Un test statistique simple peut être appliqué à ce tableau à deux lignes et deux colonnes pour évaluer le risque d’erreur auquel on s’expose en affirmant que, pendant les périodes qui ont été définies, le risque que les différences observées soient liées au hasard est inférieur à une certaine valeur, il s’agit du test du chi2. Il s’obtient par le calcul suivant :

Pour le premier tableau (les valeurs entre parenthèses sont les valeurs calculées si la proportion était inchangée sur l’ensemble de la période, soit 141 accroissements de la mortalité et 262 réductions ou stabilité (un seul mois était identique au mois de l’année précédente) :

  Mois avec espoir d’amnistie Mois sans espoir d’amnistie total
Mortalité accrue 22 (10.50) 119 (130.50) 141
Mortalité réduite 8 (19.50) 254 (242.50) 262
total 30 373 403

La différence entre les valeurs observées et les valeurs calculées est de 11.5 pour chaque case.
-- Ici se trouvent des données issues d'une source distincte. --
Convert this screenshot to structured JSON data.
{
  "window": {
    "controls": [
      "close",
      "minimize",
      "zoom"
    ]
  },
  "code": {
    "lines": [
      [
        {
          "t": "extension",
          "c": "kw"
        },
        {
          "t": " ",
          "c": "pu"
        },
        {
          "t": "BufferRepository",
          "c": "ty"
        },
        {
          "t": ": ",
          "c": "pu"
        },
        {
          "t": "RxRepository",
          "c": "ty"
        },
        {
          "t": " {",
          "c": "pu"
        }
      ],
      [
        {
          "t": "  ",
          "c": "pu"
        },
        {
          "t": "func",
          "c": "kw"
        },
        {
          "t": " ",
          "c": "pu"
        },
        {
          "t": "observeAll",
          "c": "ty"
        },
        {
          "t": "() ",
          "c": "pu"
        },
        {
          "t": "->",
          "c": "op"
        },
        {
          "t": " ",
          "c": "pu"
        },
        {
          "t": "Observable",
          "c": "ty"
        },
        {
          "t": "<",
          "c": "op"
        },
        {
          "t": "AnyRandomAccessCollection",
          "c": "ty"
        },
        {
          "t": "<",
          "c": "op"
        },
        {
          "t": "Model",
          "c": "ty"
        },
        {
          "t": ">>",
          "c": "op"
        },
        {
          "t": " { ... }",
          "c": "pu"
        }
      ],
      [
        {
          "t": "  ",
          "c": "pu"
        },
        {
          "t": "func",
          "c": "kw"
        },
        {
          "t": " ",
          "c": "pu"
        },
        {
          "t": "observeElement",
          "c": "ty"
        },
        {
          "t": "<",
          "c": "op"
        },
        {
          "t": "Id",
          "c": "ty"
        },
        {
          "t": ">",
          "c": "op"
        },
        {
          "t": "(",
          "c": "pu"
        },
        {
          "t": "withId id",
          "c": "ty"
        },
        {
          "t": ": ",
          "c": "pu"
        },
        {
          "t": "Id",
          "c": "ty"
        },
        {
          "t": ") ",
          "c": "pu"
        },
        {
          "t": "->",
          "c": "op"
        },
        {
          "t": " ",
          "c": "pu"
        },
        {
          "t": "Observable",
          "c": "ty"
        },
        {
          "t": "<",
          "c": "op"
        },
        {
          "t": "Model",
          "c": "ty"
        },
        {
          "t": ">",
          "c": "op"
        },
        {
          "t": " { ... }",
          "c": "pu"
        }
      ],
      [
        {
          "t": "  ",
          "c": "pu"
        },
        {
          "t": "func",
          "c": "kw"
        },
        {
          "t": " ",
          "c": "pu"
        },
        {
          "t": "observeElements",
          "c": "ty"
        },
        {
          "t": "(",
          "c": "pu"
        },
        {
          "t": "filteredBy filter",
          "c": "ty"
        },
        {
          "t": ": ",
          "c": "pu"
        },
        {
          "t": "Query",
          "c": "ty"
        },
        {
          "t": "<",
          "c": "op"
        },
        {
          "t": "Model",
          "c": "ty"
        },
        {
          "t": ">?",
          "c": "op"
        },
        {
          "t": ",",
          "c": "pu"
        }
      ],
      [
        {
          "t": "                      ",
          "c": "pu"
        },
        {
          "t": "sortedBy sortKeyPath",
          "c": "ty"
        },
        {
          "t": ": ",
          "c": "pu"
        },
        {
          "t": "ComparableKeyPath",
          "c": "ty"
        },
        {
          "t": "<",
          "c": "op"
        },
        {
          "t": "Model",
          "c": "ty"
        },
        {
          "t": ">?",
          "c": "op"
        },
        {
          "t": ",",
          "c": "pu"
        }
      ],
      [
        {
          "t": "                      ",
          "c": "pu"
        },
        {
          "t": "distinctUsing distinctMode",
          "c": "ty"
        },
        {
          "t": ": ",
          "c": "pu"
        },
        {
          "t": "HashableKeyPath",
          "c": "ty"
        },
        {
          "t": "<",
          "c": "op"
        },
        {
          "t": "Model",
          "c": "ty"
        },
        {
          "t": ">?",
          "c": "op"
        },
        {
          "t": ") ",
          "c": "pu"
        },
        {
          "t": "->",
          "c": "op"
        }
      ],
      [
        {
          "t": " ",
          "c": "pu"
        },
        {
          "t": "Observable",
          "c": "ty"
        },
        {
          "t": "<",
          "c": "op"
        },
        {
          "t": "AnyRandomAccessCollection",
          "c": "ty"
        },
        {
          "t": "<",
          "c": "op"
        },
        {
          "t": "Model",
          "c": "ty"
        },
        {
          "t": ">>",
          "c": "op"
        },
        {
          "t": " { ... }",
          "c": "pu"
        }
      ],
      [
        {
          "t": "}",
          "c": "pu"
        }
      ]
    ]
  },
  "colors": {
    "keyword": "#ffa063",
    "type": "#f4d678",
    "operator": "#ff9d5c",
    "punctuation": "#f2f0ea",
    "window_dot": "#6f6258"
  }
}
chi2 =  (11.52 /10.5) + (11.52 /19.5) + (11.52 /130.50) + (11.52 /242.50) =  12.6 + 6.78 + 1.01 + 0.55 = 20.93

Cette valeur de 20.93 représente moins d’une chance sur mille de se tromper en affirmant que les différences de variations de la mortalité entre les groupes de mois retenus ne sont pas liées au hasard (l’étude de Régis Bourbonnais et de Thierry Granger portant sur l’amnistie de 1988 et celle de 1995 avec des méthodes d’analyse de séries chronologiques plus élaborées concluait avec un risque d’erreur inférieur à 4.5 pour 1000). Le résultat n’aurait pas été très différent en prenant comme référence de la période concernée 1980/2006 au lieu de 1973/2006, la proportion de mois de hausse et de mois de baisse de la mortalité ayant peu varié sur ces périodes longues.

  Mois avec espoir d’amnistie Mois sans espoir d’amnistie total
Mortalité accrue 26 (12.60) 115 (128.40) 141
Mortalité réduite 10 (23.40) 252 (238.60) 262
total 36 367 403

chi2 = 14.25 + 7.67 + 1.4 + 0.75 = 24.07 ce qui accroît encore la signification de la différence observée.